We also studied the effect of thermal quenching, which is important for the recovery of the photochemical activity of PSII. It was shown that preliminary heating of seedlings at 40°C for 20 min led to a subsequent increase in primary thermal and photoresistance and to an increase in the rate of OEC and PSII repair after secondary heat shock (Fig. 3). These results suggest that heat-shock proteins may be involved in recovery, both after temperature shock and photoinhibition.
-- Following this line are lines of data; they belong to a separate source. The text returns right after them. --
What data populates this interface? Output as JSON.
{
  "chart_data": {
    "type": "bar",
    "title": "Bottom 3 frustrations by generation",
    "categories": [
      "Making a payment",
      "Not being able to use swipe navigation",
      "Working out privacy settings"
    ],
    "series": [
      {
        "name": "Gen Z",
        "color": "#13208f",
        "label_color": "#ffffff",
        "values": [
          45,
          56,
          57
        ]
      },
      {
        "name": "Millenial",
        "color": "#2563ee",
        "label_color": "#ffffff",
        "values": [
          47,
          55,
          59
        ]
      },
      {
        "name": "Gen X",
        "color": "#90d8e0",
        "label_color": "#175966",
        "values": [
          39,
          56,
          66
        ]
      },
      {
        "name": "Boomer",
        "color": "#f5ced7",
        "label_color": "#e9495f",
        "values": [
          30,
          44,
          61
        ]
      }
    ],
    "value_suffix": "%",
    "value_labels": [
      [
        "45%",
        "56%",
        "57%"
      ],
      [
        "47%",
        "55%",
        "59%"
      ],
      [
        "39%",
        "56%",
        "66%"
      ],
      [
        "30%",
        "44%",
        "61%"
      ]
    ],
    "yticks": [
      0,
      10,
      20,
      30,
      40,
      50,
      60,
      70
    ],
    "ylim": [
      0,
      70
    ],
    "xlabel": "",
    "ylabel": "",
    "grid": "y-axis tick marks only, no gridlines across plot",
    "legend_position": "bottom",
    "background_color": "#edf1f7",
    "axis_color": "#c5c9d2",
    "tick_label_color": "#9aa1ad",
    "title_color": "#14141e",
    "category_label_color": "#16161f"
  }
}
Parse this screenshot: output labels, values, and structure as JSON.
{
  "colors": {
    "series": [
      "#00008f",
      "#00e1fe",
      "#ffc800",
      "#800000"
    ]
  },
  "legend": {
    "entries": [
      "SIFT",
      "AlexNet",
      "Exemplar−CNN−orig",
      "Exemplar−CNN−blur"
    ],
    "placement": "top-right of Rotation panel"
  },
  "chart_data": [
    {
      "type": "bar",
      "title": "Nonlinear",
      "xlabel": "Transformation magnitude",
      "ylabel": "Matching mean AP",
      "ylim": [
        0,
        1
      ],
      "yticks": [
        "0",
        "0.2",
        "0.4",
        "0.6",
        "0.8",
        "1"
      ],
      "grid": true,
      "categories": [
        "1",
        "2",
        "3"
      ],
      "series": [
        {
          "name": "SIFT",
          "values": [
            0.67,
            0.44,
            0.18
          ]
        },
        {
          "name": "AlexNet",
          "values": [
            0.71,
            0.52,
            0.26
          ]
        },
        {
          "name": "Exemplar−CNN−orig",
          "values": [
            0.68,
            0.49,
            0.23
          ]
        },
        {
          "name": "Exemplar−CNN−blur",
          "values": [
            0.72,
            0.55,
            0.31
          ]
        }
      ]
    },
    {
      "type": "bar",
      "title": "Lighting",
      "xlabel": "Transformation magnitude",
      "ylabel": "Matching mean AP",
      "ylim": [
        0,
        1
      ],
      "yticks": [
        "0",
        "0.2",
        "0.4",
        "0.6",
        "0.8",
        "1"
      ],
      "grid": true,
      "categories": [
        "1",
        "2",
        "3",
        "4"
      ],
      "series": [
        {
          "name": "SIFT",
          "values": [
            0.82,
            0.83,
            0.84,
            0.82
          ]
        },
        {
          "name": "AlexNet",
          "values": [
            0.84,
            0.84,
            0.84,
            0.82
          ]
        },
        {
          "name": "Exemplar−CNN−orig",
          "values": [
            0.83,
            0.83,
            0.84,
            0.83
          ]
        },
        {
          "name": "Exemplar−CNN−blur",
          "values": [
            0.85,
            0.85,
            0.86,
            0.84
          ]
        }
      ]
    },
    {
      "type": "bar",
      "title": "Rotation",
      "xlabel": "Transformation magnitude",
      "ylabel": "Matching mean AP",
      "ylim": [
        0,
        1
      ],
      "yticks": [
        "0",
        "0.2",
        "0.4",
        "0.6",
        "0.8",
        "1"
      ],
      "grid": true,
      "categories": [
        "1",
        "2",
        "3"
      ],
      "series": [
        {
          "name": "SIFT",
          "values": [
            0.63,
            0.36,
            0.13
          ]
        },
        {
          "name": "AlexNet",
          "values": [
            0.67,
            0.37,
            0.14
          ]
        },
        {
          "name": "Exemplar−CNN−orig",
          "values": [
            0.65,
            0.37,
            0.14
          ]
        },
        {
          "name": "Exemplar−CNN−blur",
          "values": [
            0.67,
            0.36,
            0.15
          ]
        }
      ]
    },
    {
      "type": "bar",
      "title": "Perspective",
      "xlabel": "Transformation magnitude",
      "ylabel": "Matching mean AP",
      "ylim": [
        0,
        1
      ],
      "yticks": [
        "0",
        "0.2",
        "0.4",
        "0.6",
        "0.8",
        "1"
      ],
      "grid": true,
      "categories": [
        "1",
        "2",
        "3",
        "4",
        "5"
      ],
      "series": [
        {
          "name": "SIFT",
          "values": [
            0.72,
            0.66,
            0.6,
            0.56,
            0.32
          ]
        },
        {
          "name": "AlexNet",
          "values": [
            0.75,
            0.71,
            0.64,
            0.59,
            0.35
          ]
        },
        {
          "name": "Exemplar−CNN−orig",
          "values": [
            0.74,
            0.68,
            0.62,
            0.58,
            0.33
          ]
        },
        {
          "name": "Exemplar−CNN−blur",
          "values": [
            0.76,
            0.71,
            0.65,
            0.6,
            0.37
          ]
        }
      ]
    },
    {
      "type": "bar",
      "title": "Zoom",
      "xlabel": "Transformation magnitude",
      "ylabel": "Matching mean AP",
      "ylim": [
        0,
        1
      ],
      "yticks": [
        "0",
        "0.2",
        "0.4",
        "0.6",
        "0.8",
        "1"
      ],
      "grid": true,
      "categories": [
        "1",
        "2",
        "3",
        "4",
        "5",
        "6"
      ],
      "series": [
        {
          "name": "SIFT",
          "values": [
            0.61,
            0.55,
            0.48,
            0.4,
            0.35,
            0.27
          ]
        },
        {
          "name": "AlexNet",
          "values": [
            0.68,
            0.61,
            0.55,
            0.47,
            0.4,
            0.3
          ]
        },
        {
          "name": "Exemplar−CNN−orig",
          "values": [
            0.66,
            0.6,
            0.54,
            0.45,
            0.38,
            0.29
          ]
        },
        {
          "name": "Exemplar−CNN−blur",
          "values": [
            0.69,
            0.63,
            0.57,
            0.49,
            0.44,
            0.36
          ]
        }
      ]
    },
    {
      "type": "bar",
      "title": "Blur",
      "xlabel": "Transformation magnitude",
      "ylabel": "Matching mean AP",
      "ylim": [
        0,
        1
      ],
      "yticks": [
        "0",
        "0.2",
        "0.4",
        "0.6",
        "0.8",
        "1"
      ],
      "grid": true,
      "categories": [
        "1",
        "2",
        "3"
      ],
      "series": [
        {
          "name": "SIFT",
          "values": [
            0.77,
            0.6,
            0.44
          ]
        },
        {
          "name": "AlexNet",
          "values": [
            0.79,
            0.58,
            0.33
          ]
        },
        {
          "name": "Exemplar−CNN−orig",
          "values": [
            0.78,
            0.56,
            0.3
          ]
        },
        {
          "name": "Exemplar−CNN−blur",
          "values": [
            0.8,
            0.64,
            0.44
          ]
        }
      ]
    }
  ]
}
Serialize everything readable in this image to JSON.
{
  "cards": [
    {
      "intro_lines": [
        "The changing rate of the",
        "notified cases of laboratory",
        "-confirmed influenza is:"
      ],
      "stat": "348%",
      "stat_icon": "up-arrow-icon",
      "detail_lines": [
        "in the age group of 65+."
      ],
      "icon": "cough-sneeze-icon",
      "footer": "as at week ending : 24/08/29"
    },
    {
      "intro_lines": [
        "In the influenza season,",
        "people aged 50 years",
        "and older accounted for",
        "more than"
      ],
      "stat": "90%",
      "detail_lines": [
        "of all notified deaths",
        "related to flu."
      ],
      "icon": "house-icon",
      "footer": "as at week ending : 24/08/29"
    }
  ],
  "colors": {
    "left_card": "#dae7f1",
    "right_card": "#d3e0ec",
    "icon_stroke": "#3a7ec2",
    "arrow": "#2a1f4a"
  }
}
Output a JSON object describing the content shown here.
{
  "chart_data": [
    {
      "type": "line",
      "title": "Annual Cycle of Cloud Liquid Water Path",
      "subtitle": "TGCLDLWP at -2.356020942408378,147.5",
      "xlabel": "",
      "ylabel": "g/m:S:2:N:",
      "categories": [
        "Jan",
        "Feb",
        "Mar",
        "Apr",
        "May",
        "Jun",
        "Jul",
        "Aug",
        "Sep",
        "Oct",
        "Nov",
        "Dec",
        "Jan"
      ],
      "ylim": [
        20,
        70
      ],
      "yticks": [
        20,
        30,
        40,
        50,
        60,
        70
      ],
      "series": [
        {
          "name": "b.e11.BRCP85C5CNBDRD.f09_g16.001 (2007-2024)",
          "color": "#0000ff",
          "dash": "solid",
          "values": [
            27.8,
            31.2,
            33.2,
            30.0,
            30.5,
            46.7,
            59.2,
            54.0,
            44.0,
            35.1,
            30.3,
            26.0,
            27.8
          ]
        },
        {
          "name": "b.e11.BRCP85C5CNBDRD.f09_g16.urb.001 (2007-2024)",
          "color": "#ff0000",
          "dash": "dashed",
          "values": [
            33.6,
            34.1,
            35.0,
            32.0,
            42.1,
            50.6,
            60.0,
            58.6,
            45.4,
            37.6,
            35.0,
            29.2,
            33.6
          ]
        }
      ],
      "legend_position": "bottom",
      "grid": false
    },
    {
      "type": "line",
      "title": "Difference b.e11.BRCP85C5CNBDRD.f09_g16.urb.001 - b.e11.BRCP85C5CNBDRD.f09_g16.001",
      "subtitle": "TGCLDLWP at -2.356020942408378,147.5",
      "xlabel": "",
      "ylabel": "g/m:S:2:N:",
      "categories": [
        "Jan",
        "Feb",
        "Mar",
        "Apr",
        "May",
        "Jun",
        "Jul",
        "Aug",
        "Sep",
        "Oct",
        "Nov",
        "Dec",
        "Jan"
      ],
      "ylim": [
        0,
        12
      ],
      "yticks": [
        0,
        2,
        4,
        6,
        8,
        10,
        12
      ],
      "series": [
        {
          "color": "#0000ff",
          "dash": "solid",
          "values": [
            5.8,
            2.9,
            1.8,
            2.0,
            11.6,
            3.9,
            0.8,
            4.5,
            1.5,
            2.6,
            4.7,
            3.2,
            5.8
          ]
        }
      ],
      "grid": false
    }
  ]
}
It is known that blue light induces protein biosynthesis and an increase in chlorophyll content in plants [24]. In addition, experiments with plant mutants with a phototropin deficiency and growing plants with different ratios of red and blue light have shown the positive effect of blue light, which is absorbed by cryptochromes and phototropins. It optimizes photosynthesis by stimulating the efficiency of light absorption, reducing photodamage, and regulating gas exchange between leaves and the atmosphere, in particular, increasing the photochemical activity of PSII (Fv/Fm) [25, 26]. It is assumed that these effects are a consequence of the optimal location of chloroplasts when the leaves are illuminated with blue light and the optimization of the functioning of stomata on the leaf surface, which is important for increasing the rate of CO2 absorption. This is consistent with the high efficiency of PSII recovery that is detected with a blue light. We also found that the recovery did not occur in the presence of the inhibitor of protein synthesis: chloramphenicol. Therefore, we assumed that the synthesis of proteins of photosystems, as well as efficient proteolysis of proteins damaged by stress, is important for the recovery of PSII during photoinhibition [4].

It was shown earlier [16] that high temperatures limit the ability of plants to use light energy and enhance the photoinhibition effect. This effect is probably also manifested during the poststress recovery of PSII since the recovery of PSII under a strong light was significantly slowed down compared to the recovery under low intensity light (Fig. 1).

Thus, heating of wheat seedlings for 20 min at 42°C and their subsequent exposure to high intensity light stimulated the aggregation of LHC II, as well as monomers and dimers of PSII. These changes correlated with a decrease in PSII activity, which, in a sufficiently strong light, was probably due to structural rearrangements and CPC modification. It can also be assumed that aggregation and structural and functional changes in the CPC of photosystems are defense mechanisms increasing the dissipation of excessive excitation energy.